Корабли каравана кажутся неподвижными. Пищит рация.
И вдруг я удивляюсь тому, что это я сижу на тумбе запасного штурвала перед открытым окном ходовой рубки на сухогрузном теплоходе № 760 и слушаю болтовню старика механика.
Почему меня опять куда-то несет по волнам?
2
Двадцать третьего августа 1964 года в два часа ночи я записал в судовой журнал следующее: «Ветер усилился до 5 баллов от норда. Высота волны 3–4 метра. Судно испытывает сильные удары о волну носовой частью днища. Крен на оба борта около 20°. Проверено крепление груза и крышек трюмов. Барашки стопорных механизмов периодически самоотдаются от вибрации».

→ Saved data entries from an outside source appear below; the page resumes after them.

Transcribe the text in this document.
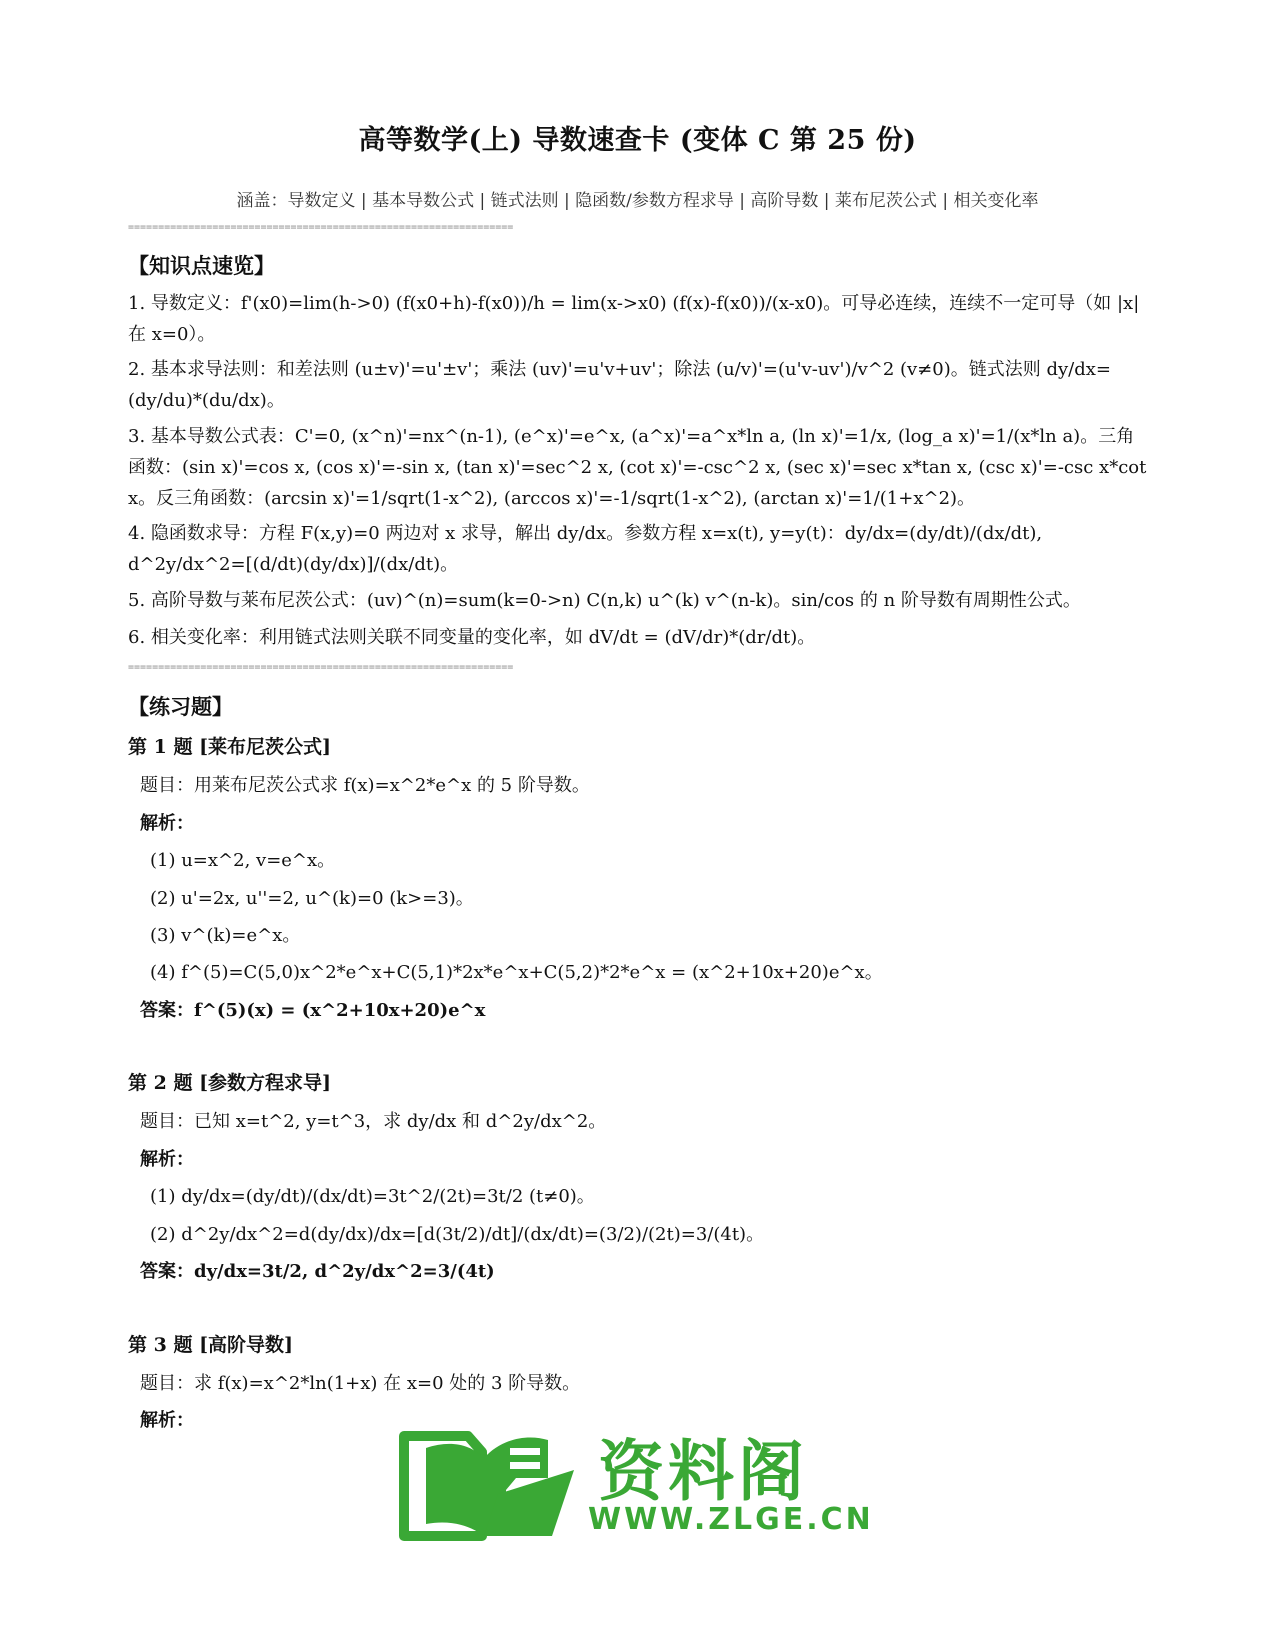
高等数学(上) 导数速查卡 (变体 C 第 25 份)
涵盖：导数定义 | 基本导数公式 | 链式法则 | 隐函数/参数方程求导 | 高阶导数 | 莱布尼茨公式 | 相关变化率
================================================================
【知识点速览】
1. 导数定义：f'(x0)=lim(h->0) (f(x0+h)-f(x0))/h = lim(x->x0) (f(x)-f(x0))/(x-x0)。可导必连续，连续不一定可导（如 |x|在 x=0）。
2. 基本求导法则：和差法则 (u±v)'=u'±v'；乘法 (uv)'=u'v+uv'；除法 (u/v)'=(u'v-uv')/v^2 (v≠0)。链式法则 dy/dx=(dy/du)*(du/dx)。
3. 基本导数公式表：C'=0, (x^n)'=nx^(n-1), (e^x)'=e^x, (a^x)'=a^x*ln a, (ln x)'=1/x, (log_a x)'=1/(x*ln a)。三角函数：(sin x)'=cos x, (cos x)'=-sin x, (tan x)'=sec^2 x, (cot x)'=-csc^2 x, (sec x)'=sec x*tan x, (csc x)'=-csc x*cot x。反三角函数：(arcsin x)'=1/sqrt(1-x^2), (arccos x)'=-1/sqrt(1-x^2), (arctan x)'=1/(1+x^2)。
4. 隐函数求导：方程 F(x,y)=0 两边对 x 求导，解出 dy/dx。参数方程 x=x(t), y=y(t)：dy/dx=(dy/dt)/(dx/dt), d^2y/dx^2=[(d/dt)(dy/dx)]/(dx/dt)。
5. 高阶导数与莱布尼茨公式：(uv)^(n)=sum(k=0->n) C(n,k) u^(k) v^(n-k)。sin/cos 的 n 阶导数有周期性公式。
6. 相关变化率：利用链式法则关联不同变量的变化率，如 dV/dt = (dV/dr)*(dr/dt)。
================================================================
【练习题】
第 1 题 [莱布尼茨公式]
题目：用莱布尼茨公式求 f(x)=x^2*e^x 的 5 阶导数。
解析：
(1) u=x^2, v=e^x。
(2) u'=2x, u''=2, u^(k)=0 (k>=3)。
(3) v^(k)=e^x。
(4) f^(5)=C(5,0)x^2*e^x+C(5,1)*2x*e^x+C(5,2)*2*e^x = (x^2+10x+20)e^x。
答案：f^(5)(x) = (x^2+10x+20)e^x
第 2 题 [参数方程求导]
题目：已知 x=t^2, y=t^3，求 dy/dx 和 d^2y/dx^2。
解析：
(1) dy/dx=(dy/dt)/(dx/dt)=3t^2/(2t)=3t/2 (t≠0)。
(2) d^2y/dx^2=d(dy/dx)/dx=[d(3t/2)/dt]/(dx/dt)=(3/2)/(2t)=3/(4t)。
答案：dy/dx=3t/2, d^2y/dx^2=3/(4t)
第 3 题 [高阶导数]
题目：求 f(x)=x^2*ln(1+x) 在 x=0 处的 3 阶导数。
解析：
资料阁
WWW.ZLGE.CN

Когда я лазал в кромешной тьме по трюмам, где скрипело, визжало, стонало, ныло, гремело, мычало, выло, скулило ржавое железо; когда я боялся сорваться в какую-нибудь дыру и напороться на острый железный край; когда я проклинал эту погрузку в Петрозаводске и все эти старые речные пароходы, части которых мы тащили теперь через штормовое Баренцево море; когда от физического напряжения стало у меня побаливать сердце; когда удары волн оглушали долгим эхом в огромной гулкости трюмов, – я подумал о том, что, когда взрослеет моряк, он начинает все осторожнее говорить о море и ветре, о мужестве и трусости, он все больше понимает мудрость молчания и осторожности. Он не торопится говорить, что море – это ерунда и человек господин природы. Он не говорит, что Черное море – это малина и курорт, а вот Карское – очень плохо. Взрослеющий пишущий человек тоже не торопится говорить, что рассказ писать проще, чем роман, и что Лермонтов лучше Пушкина, а Маяковский чересчур социален и тем погубил свой талант.
Вот о чем я думал, вылезая из трюма, проверив крепление груза и проверяя стопора трюмных крышек. И эти стопора на один-два оборота поддавались усилию моих рук, а это значило, что стопора сами собой отдаются от вибрации. И это было нехорошо.
Мое родное Баренцево море шумело и плевало в физиономию мелкой холодной слюной. Я был зол на него. Оно заставило меня лазать по темным трюмам, из-за него у меня побаливало в груди. И я тоже плюнул за борт.
Так вот, я вернулся в рубку, скользя на мокрых ступеньках трапа, вытер носовым платком руки и глаза, взял авторучку и записал те строки в судовой журнал.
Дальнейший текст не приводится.